Unix Remove repetitive alphabets

Hi,

I am trying to write a script that will take 2 or more instances of repetitive alphabets (ZZ) to be removed from a field. This should only happen from beginning and end of a field.

For Example :

Input File

a) ZZZIBM Corporation 
b) ZZZIBM Corporation ZZZZZ
b) IBM ZZZ Corporation

Output Result should be as follow :

a) IBM Corporation 
b) IBM Corporation
b) IBM ZZZ Corporation

Please advise.

Thanks....

Always be ZZ?

sed 's/\(^.. \)Z*/\1/;s/Z*$//' urfile
sed "s/^\(.\)\1\{1,\}//;s/\(.\)\1\{1,\}$//" file

It will be all Z's but it can be 2 or more repetitive Z. So will the sed command will work for 2 or more Z? Also, will it take Z's from beginning and end of a field? Z should not be taken away in between the words. Please advise.

Thanks...

yes, if you try it.

I tried it and it returns the same result without cleaning ZZ.

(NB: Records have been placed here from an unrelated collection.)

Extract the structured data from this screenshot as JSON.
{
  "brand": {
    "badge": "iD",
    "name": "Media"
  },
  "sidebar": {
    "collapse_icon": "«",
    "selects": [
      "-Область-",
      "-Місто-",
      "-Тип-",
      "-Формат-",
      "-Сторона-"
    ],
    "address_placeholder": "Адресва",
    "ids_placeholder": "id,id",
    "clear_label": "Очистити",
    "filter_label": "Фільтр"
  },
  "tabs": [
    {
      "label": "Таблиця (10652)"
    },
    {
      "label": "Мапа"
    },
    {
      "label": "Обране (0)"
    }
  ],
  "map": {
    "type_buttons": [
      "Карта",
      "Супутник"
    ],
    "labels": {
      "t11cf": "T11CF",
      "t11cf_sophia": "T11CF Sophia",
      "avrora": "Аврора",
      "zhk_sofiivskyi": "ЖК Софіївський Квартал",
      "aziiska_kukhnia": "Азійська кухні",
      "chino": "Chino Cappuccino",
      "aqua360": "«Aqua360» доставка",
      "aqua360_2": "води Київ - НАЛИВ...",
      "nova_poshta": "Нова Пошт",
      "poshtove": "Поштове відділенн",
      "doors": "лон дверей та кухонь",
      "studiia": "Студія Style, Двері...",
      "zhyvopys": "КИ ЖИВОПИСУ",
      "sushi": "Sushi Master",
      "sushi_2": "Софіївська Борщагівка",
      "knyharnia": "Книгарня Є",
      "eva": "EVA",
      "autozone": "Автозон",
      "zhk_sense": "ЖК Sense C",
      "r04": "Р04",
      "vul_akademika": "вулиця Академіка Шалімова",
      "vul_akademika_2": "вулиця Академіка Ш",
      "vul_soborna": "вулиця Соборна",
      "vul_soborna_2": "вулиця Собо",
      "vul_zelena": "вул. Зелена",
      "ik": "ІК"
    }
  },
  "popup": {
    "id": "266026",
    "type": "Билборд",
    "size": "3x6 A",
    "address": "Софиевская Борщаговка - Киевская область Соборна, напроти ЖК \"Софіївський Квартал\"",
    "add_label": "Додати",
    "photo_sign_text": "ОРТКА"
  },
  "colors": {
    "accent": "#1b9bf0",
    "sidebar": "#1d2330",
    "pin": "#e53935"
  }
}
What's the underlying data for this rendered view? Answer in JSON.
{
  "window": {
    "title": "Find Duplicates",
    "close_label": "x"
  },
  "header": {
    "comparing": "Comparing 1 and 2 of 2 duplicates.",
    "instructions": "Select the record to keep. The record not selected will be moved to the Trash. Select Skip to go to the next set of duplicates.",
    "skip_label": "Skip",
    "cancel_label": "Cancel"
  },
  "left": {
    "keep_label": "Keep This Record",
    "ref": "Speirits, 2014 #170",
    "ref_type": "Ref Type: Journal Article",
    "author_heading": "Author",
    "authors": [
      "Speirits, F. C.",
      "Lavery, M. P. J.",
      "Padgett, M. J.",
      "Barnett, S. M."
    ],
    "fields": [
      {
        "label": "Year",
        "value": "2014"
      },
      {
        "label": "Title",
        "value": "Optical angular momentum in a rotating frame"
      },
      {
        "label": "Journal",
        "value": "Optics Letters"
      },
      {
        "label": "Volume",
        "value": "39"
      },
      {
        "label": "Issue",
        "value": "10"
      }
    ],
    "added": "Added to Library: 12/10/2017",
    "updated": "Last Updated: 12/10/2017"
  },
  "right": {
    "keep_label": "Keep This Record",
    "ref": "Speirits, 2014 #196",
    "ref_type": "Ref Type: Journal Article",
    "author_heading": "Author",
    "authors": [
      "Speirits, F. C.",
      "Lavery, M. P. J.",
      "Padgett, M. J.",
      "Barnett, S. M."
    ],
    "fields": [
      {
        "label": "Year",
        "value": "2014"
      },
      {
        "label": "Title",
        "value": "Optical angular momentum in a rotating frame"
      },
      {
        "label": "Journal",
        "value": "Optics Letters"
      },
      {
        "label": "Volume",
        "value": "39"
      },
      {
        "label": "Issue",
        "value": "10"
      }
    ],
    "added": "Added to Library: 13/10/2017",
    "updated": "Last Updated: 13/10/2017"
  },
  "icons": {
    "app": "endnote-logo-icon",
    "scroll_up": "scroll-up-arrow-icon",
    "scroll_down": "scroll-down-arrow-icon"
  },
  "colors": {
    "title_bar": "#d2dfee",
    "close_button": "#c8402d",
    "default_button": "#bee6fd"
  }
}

sed 's/\(^.. \)Z*/\1/;s/Z*$//' zzz_test.dat
ZZZIBM Corporation
ZZZIBM Corporation ZZZZZ
IBM ZZZ Corporation

I also tried

sed "s/^\(.\)\1\{1,\}//;s/\(.\)\1\{1,\}$//" file

and it also not work.

Also, I need this to be done on a field not a file. I am extracting a field from a file already while looping through each line. Please advise. I am doing this in Linux OS.

Thanks...

It is working for me.

$ cat file
ZZZIBM Corporation
ZZZIBM Corporation ZZZZZ
IBM ZZZ Corporation
$ sed "s/^\(.\)\1\{1,\}//;s/\(.\)\1\{1,\}$//" file
IBM Corporation
IBM Corporation
IBM ZZZ Corporation

What is your output of sed command?

$ cat zzz_test.dat
ZZZIBM Corporation
ZZZIBM Corporation ZZZZZ
IBM ZZZ Corporation
$ sed "s/^\(.\)\1\{1,\}//;s/\(.\)\1\{1,\}$//" zzz_test.dat
IBM Corporation
IBM Corporation ZZZZZ
IBM ZZZ Corporation

It is not able to clear up end ZZZZZ. Please advise.

Thanks..

The solutions of anbu23 and rdcwayx work for me. Here's one with awk:

awk '{sub(/^Z+/,"");sub(/ Z+$/,"")}1' file

Maybe it is Linux that is causing issue.

$ awk '{sub(/^Z+/,"");sub(/ Z+$/,"")}1' zzz_test.dat
IBM Corporation
IBM Corporation ZZZZZ
IBM ZZZZ Corporation

Please advise.

Thanks....

May be because of space at the end of the line. Try this

sed "s/^\(.\)\1\{1,\}//;s/\(.\)\1\{1,\} *$//" zzz_test.dat

It is end of line character at end. No Space. Everything else is working fine except the last ZZZ.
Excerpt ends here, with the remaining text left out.